Sunday, May 29, 2005

Tessa Jowell's personal civil servant

May readers will be aware that Culture Secretary Tessa Jowell's hubby has been accused of tax evasion in Italy. The full story is here if you haven't heard it before.

Now Tessa is admirably standing by her man, and one can only applaud this sort of loyalty. However our Tess has now apparently got one of the mandarins at the Department for Culture, Media and Sport working on PR relating to the case on behalf of her hubby. As Theresa May has pointed out this contravenes the ministerial code of ethics. My prediction: it will be found to be an oversight and no further action will be taken.

The story is from Media Guardian (registration required) via Abolish the TV licence. It's reproduced in full below.

Culture secretary Tessa Jowell today found herself at the centre of a row over cabinet ethics after one of her civil servants released a press statement on behalf of her husband.

Paddy Feeny, the news and communications chief at the Department for Culture, Media and Sport, emailed a statement to the London Evening Standard from Ms Jowell's husband, David Mills, about allegations of corruption he is facing in an Italian court.

Senior Conservatives claimed the email broke the ministerial code, which states that ministers' public duties must not conflict with their private interests, and bans politicians from using civil servants to do their personal work.

"It is clear that Mrs Jowell's head of news has acted on behalf of her husband in putting out this statement," said the shadow culture secretary, Theresa May.

"This statement concerns ongoing legal proceedings, and should certainly not have been handled by the civil service.

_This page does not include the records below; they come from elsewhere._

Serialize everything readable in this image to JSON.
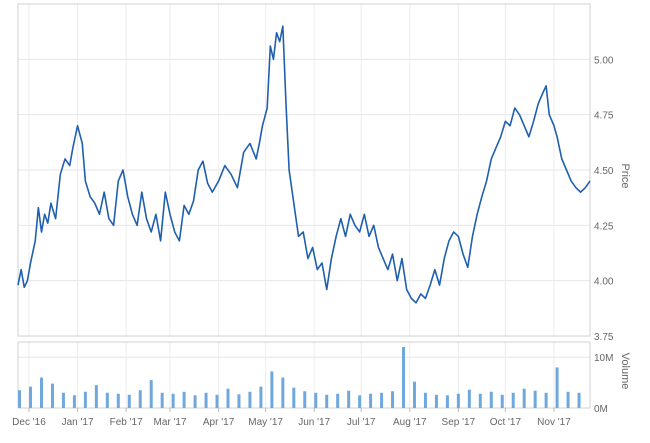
{
  "chart_data": [
    {
      "type": "line",
      "ylabel": "Price",
      "ylim": [
        3.75,
        5.25
      ],
      "yticks": [
        3.75,
        4.0,
        4.25,
        4.5,
        4.75,
        5.0
      ],
      "ytick_labels": [
        "3.75",
        "4.00",
        "4.25",
        "4.50",
        "4.75",
        "5.00"
      ],
      "xlim": [
        "2016-11-24",
        "2017-11-24"
      ],
      "xticks": [
        "2016-12-01",
        "2017-01-01",
        "2017-02-01",
        "2017-03-01",
        "2017-04-01",
        "2017-05-01",
        "2017-06-01",
        "2017-07-01",
        "2017-08-01",
        "2017-09-01",
        "2017-10-01",
        "2017-11-01"
      ],
      "xtick_labels": [
        "Dec '16",
        "Jan '17",
        "Feb '17",
        "Mar '17",
        "Apr '17",
        "May '17",
        "Jun '17",
        "Jul '17",
        "Aug '17",
        "Sep '17",
        "Oct '17",
        "Nov '17"
      ],
      "grid": true,
      "line_color": "#1f5fae",
      "series": [
        {
          "x": [
            "2016-11-24",
            "2016-11-26",
            "2016-11-28",
            "2016-11-30",
            "2016-12-02",
            "2016-12-05",
            "2016-12-07",
            "2016-12-09",
            "2016-12-11",
            "2016-12-13",
            "2016-12-15",
            "2016-12-18",
            "2016-12-21",
            "2016-12-24",
            "2016-12-27",
            "2016-12-29",
            "2017-01-01",
            "2017-01-04",
            "2017-01-06",
            "2017-01-09",
            "2017-01-12",
            "2017-01-15",
            "2017-01-18",
            "2017-01-21",
            "2017-01-24",
            "2017-01-27",
            "2017-01-30",
            "2017-02-02",
            "2017-02-05",
            "2017-02-08",
            "2017-02-11",
            "2017-02-14",
            "2017-02-17",
            "2017-02-20",
            "2017-02-23",
            "2017-02-26",
            "2017-03-01",
            "2017-03-04",
            "2017-03-07",
            "2017-03-10",
            "2017-03-13",
            "2017-03-16",
            "2017-03-19",
            "2017-03-22",
            "2017-03-25",
            "2017-03-28",
            "2017-04-01",
            "2017-04-05",
            "2017-04-09",
            "2017-04-13",
            "2017-04-17",
            "2017-04-21",
            "2017-04-25",
            "2017-04-27",
            "2017-04-29",
            "2017-05-02",
            "2017-05-04",
            "2017-05-06",
            "2017-05-08",
            "2017-05-10",
            "2017-05-12",
            "2017-05-14",
            "2017-05-16",
            "2017-05-19",
            "2017-05-22",
            "2017-05-25",
            "2017-05-28",
            "2017-05-31",
            "2017-06-03",
            "2017-06-06",
            "2017-06-09",
            "2017-06-12",
            "2017-06-15",
            "2017-06-18",
            "2017-06-21",
            "2017-06-24",
            "2017-06-27",
            "2017-06-30",
            "2017-07-03",
            "2017-07-06",
            "2017-07-09",
            "2017-07-12",
            "2017-07-15",
            "2017-07-18",
            "2017-07-21",
            "2017-07-24",
            "2017-07-27",
            "2017-07-30",
            "2017-08-02",
            "2017-08-05",
            "2017-08-08",
            "2017-08-11",
            "2017-08-14",
            "2017-08-17",
            "2017-08-20",
            "2017-08-23",
            "2017-08-26",
            "2017-08-29",
            "2017-09-01",
            "2017-09-04",
            "2017-09-07",
            "2017-09-10",
            "2017-09-13",
            "2017-09-16",
            "2017-09-19",
            "2017-09-22",
            "2017-09-25",
            "2017-09-28",
            "2017-10-01",
            "2017-10-04",
            "2017-10-07",
            "2017-10-10",
            "2017-10-13",
            "2017-10-16",
            "2017-10-19",
            "2017-10-22",
            "2017-10-25",
            "2017-10-27",
            "2017-10-29",
            "2017-11-01",
            "2017-11-03",
            "2017-11-06",
            "2017-11-09",
            "2017-11-12",
            "2017-11-15",
            "2017-11-18",
            "2017-11-21",
            "2017-11-24"
          ],
          "y": [
            3.98,
            4.05,
            3.97,
            4.0,
            4.08,
            4.18,
            4.33,
            4.22,
            4.3,
            4.26,
            4.35,
            4.28,
            4.48,
            4.55,
            4.52,
            4.6,
            4.7,
            4.62,
            4.45,
            4.38,
            4.35,
            4.3,
            4.4,
            4.28,
            4.25,
            4.45,
            4.5,
            4.38,
            4.3,
            4.25,
            4.4,
            4.28,
            4.22,
            4.3,
            4.18,
            4.4,
            4.3,
            4.22,
            4.18,
            4.34,
            4.3,
            4.36,
            4.5,
            4.54,
            4.44,
            4.4,
            4.45,
            4.52,
            4.48,
            4.42,
            4.58,
            4.62,
            4.55,
            4.62,
            4.7,
            4.78,
            5.06,
            5.0,
            5.12,
            5.08,
            5.15,
            4.8,
            4.5,
            4.35,
            4.2,
            4.22,
            4.1,
            4.15,
            4.05,
            4.08,
            3.96,
            4.1,
            4.2,
            4.28,
            4.2,
            4.3,
            4.25,
            4.22,
            4.3,
            4.2,
            4.25,
            4.15,
            4.1,
            4.05,
            4.12,
            4.0,
            4.1,
            3.96,
            3.92,
            3.9,
            3.94,
            3.92,
            3.98,
            4.05,
            3.98,
            4.1,
            4.18,
            4.22,
            4.2,
            4.12,
            4.06,
            4.2,
            4.3,
            4.38,
            4.45,
            4.55,
            4.6,
            4.65,
            4.72,
            4.7,
            4.78,
            4.75,
            4.7,
            4.65,
            4.72,
            4.8,
            4.85,
            4.88,
            4.75,
            4.7,
            4.65,
            4.55,
            4.5,
            4.45,
            4.42,
            4.4,
            4.42,
            4.45
          ]
        }
      ]
    },
    {
      "type": "bar",
      "ylabel": "Volume",
      "ylim": [
        0,
        13000000
      ],
      "yticks": [
        0,
        10000000
      ],
      "ytick_labels": [
        "0M",
        "10M"
      ],
      "bar_color": "#6fa8dc",
      "x": [
        "2016-11-25",
        "2016-12-02",
        "2016-12-09",
        "2016-12-16",
        "2016-12-23",
        "2016-12-30",
        "2017-01-06",
        "2017-01-13",
        "2017-01-20",
        "2017-01-27",
        "2017-02-03",
        "2017-02-10",
        "2017-02-17",
        "2017-02-24",
        "2017-03-03",
        "2017-03-10",
        "2017-03-17",
        "2017-03-24",
        "2017-03-31",
        "2017-04-07",
        "2017-04-14",
        "2017-04-21",
        "2017-04-28",
        "2017-05-05",
        "2017-05-12",
        "2017-05-19",
        "2017-05-26",
        "2017-06-02",
        "2017-06-09",
        "2017-06-16",
        "2017-06-23",
        "2017-06-30",
        "2017-07-07",
        "2017-07-14",
        "2017-07-21",
        "2017-07-28",
        "2017-08-04",
        "2017-08-11",
        "2017-08-18",
        "2017-08-25",
        "2017-09-01",
        "2017-09-08",
        "2017-09-15",
        "2017-09-22",
        "2017-09-29",
        "2017-10-06",
        "2017-10-13",
        "2017-10-20",
        "2017-10-27",
        "2017-11-03",
        "2017-11-10",
        "2017-11-17"
      ],
      "values": [
        3500000,
        4200000,
        6000000,
        4800000,
        3000000,
        2500000,
        3200000,
        4500000,
        3000000,
        2800000,
        2600000,
        3500000,
        5500000,
        3000000,
        2800000,
        3200000,
        2500000,
        3000000,
        2600000,
        3800000,
        2700000,
        3200000,
        4200000,
        7200000,
        6000000,
        4000000,
        3300000,
        3000000,
        2600000,
        2800000,
        3400000,
        2500000,
        2800000,
        3000000,
        3300000,
        12000000,
        5200000,
        3000000,
        2600000,
        2500000,
        2800000,
        3600000,
        2800000,
        3200000,
        2600000,
        3000000,
        3800000,
        3400000,
        3000000,
        8000000,
        3200000,
        3000000
      ]
    }
  ]
}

It is difficult to believe that a powerful and high profile international lawyer would not have had access to a facility to put out such a statement."

Mr Feeny emailed a statement to the Evening Standard after it ran a story about Mr Mills, an international corporate lawyer who is facing charges of tax fraud and money laundering as part of an investigation into the Italian premier, Silvio Berlusconi.

Mr Mills has vigorously denied the allegations, describing them as "unjust", adding, "I know absolutely I've nothing wrong".

Today Mr Feeny said neither Ms Jowell nor her husband had asked him to send the statement and that he had never worked for Mr Mills or briefed anyone on his behalf.

"The Standard ran a story and Mr Mills had a statement he wanted to go out," Mr Feeny told the Daily Mail.

"I rang the Standard and asked whether they would like somebody to dictate it. They said they wanted it by email. This was a personal statement by Mr Mills. I have never acted as his spokesman, his media adviser or in any other capacity."

The ministerial code was at the centre of allegations last year about David Blunkett's relationship with Kimberly Fortier.

Several civil servants were later reprimanded for getting involved in the former home secretary's private dispute.

Ms May said she would be "asking urgent questions in the House in order to obtain a fuller picture over what has actually gone on".

"The rules governing the conduct of ministers' staff are very clear. Civil servants should not act in personal or private matters, and this was reiterated to all ministers and staff following the David Blunkett incident recently," she said in a statement.

"Yet again, it appears that the ministerial code has simply been ignored. I will be writing to the cabinet secretary, and to the permanent secretary for the Department for Culture, Media and Sport to demand a full and thorough investigation of events. It is essential that this government does not call in to question the independence and impartiality of the civil service."